Togetherwork experienced a major incident on October 14, 2024 affecting Transaction Processing and Payment Tokenization and 1 more component, lasting 40m. The incident has been resolved; the full update timeline is below.

Started
Oct 14, 2024, 07:00 PM UTC
Resolved
Oct 14, 2024, 07:40 PM UTC
Duration
40m
Detected by Pingoru
Oct 14, 2024, 07:00 PM UTC

Affected components

Transaction ProcessingPayment TokenizationMerchant EndpointsProPay Production Environment

Update timeline

  1. investigating Oct 14, 2024, 07:00 PM UTC

    ProPay is aware of an issue that is preventing some/possibly all transactions from being processed. They are actively working to resolve the issue. As soon as additional information is known, we will let you know.

  2. monitoring Oct 14, 2024, 07:08 PM UTC

    ProPay implemented a fix and is monitoring the results.

  3. monitoring Oct 14, 2024, 07:17 PM UTC

    We continue to see transaction timeouts. ProPay's fix does not appear to have slowed nor fixed the issue. We continue to monitor the situation.

  4. monitoring Oct 14, 2024, 07:27 PM UTC

    ProPay continues to apply fixes and monitor results. We are seeing a significant improvement in processing. All teams are still monitoring the situation.

  5. resolved Oct 14, 2024, 07:40 PM UTC

    ProPay implemented their fix, monitored results and resolved the incident. We noticed significant timeouts between 2:26 p.m. - 3:18 p.m. eastern. Processing is back to normal. This incident is resolved.
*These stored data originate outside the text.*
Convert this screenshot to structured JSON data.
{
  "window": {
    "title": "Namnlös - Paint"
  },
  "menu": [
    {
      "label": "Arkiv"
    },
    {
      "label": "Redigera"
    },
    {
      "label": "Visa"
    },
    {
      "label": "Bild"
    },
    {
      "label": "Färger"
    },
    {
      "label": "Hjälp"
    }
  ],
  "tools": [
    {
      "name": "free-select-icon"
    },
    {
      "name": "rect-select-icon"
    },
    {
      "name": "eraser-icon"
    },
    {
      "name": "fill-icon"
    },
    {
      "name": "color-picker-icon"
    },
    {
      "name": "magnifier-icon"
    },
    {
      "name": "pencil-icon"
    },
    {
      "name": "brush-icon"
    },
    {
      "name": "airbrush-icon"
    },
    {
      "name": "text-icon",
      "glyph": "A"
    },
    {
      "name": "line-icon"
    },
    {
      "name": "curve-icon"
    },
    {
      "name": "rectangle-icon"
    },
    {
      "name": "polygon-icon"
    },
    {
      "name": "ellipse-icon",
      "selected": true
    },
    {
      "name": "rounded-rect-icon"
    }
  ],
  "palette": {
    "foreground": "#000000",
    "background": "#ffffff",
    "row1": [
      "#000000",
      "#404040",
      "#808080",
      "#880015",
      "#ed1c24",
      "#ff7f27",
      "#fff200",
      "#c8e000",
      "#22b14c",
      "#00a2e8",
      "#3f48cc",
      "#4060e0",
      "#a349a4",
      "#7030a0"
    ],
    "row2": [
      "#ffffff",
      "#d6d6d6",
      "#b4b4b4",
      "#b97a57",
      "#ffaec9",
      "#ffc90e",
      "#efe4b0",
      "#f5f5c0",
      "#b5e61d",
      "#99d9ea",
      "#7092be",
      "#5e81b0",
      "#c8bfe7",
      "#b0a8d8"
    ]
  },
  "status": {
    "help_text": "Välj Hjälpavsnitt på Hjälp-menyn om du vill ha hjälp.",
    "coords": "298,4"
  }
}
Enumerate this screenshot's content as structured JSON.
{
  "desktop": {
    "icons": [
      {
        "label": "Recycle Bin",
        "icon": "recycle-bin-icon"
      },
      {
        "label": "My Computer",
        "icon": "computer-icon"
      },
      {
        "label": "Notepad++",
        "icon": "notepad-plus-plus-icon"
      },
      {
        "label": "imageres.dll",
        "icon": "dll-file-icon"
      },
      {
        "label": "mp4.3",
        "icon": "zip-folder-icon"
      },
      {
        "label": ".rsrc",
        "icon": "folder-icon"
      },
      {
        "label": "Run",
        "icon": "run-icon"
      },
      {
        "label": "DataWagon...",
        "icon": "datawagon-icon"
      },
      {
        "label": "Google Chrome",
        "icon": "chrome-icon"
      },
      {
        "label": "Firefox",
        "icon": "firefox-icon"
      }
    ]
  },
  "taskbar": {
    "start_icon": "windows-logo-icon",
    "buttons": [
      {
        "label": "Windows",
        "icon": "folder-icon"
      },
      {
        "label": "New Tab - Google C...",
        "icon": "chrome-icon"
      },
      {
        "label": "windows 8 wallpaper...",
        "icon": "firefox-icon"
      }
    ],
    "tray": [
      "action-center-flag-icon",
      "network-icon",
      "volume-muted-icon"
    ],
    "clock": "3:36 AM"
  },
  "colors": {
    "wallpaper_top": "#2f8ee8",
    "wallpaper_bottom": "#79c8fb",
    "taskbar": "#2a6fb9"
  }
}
  6. postmortem Oct 28, 2024, 07:43 PM UTC

    Regarding the incident on Monday, October 14 between 2:25 p.m. - 3:25 p.m. eastern: ProPay identified several servers in an unhealthy state after maintenance was performed to relieve an increased size of the replication distribution database. This maintenance caused a disconnect between the application layer and the database layer, resulting in transactions timeouts. Resolution: Support teams performed a failover to the secondary server, which restored service. Additional review is being performed to improve monitoring, alerting and response plans for any similar situations in the future.